You got it. This is when the confidence was at 100%. "I can get a job within 3 months," "I can learn new things in a week," "I can get a new client next month," said I. Which turned out to be a reflection of my own thinking, not reality. Classic.
What I Told Myself
There is a very specific kind of confidence that comes from not yet having tried. On Day 1 of unemployment I had it in abundance. I had a rough plan in my head, a list of things to learn, and a completely fictional timeline for how everything was going to unfold.

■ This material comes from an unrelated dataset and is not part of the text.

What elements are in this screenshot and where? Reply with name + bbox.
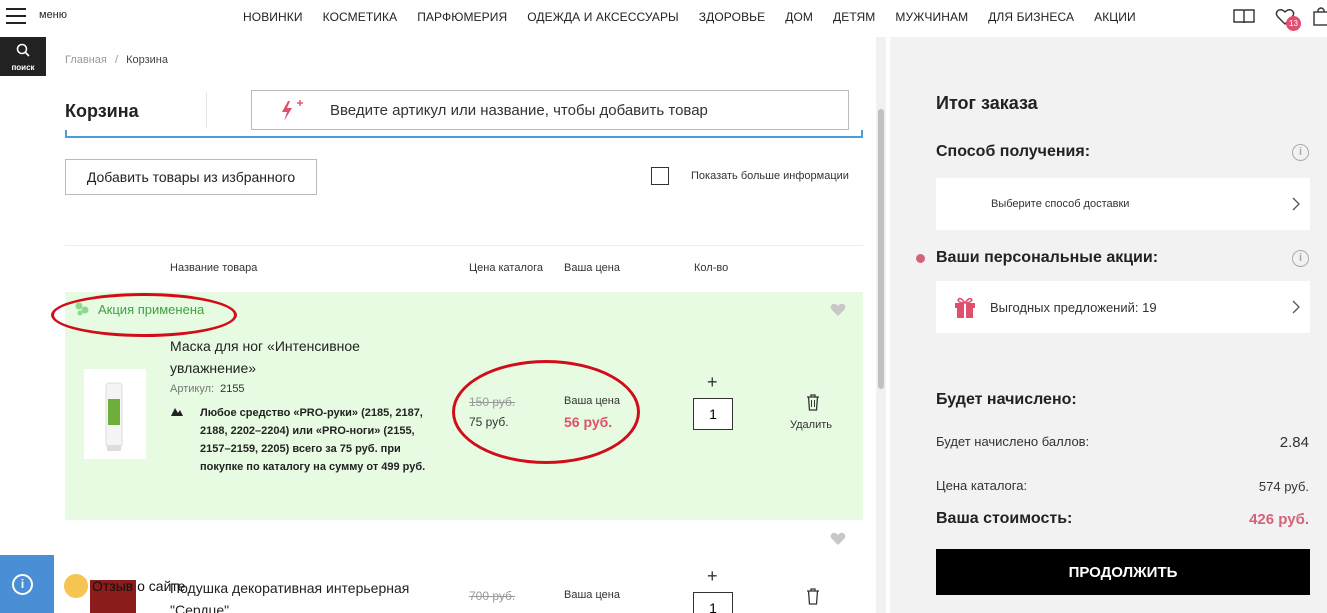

What I Didn't Know I Needed
The reality is there are a lot of things you need to prepare to face the outside world, especially if you are a designer. You need your portfolio, in web and PDF. You need to socialize, to network. You need to promote yourself, learn marketing, learn to tell a story, be confident in front of a camera, and much more.
The Reframe
That's when I realized: shit, I'm screwed. But I'm not giving up. "Let's do this, one step at a time," said I.
Day 1 confidence is not a bad thing. It gets you started. The problem is when you expect Day 1 confidence to last until Day 270.
The gap between what I thought I needed to do and what I actually needed to do was enormous. But I only discovered that gap by starting. If I'd known how hard it was going to be upfront, maybe I wouldn't have resigned. And that would have been worse.
So: classic. But also necessary. Day 1 confidence is the only reason any of what came after happened at all.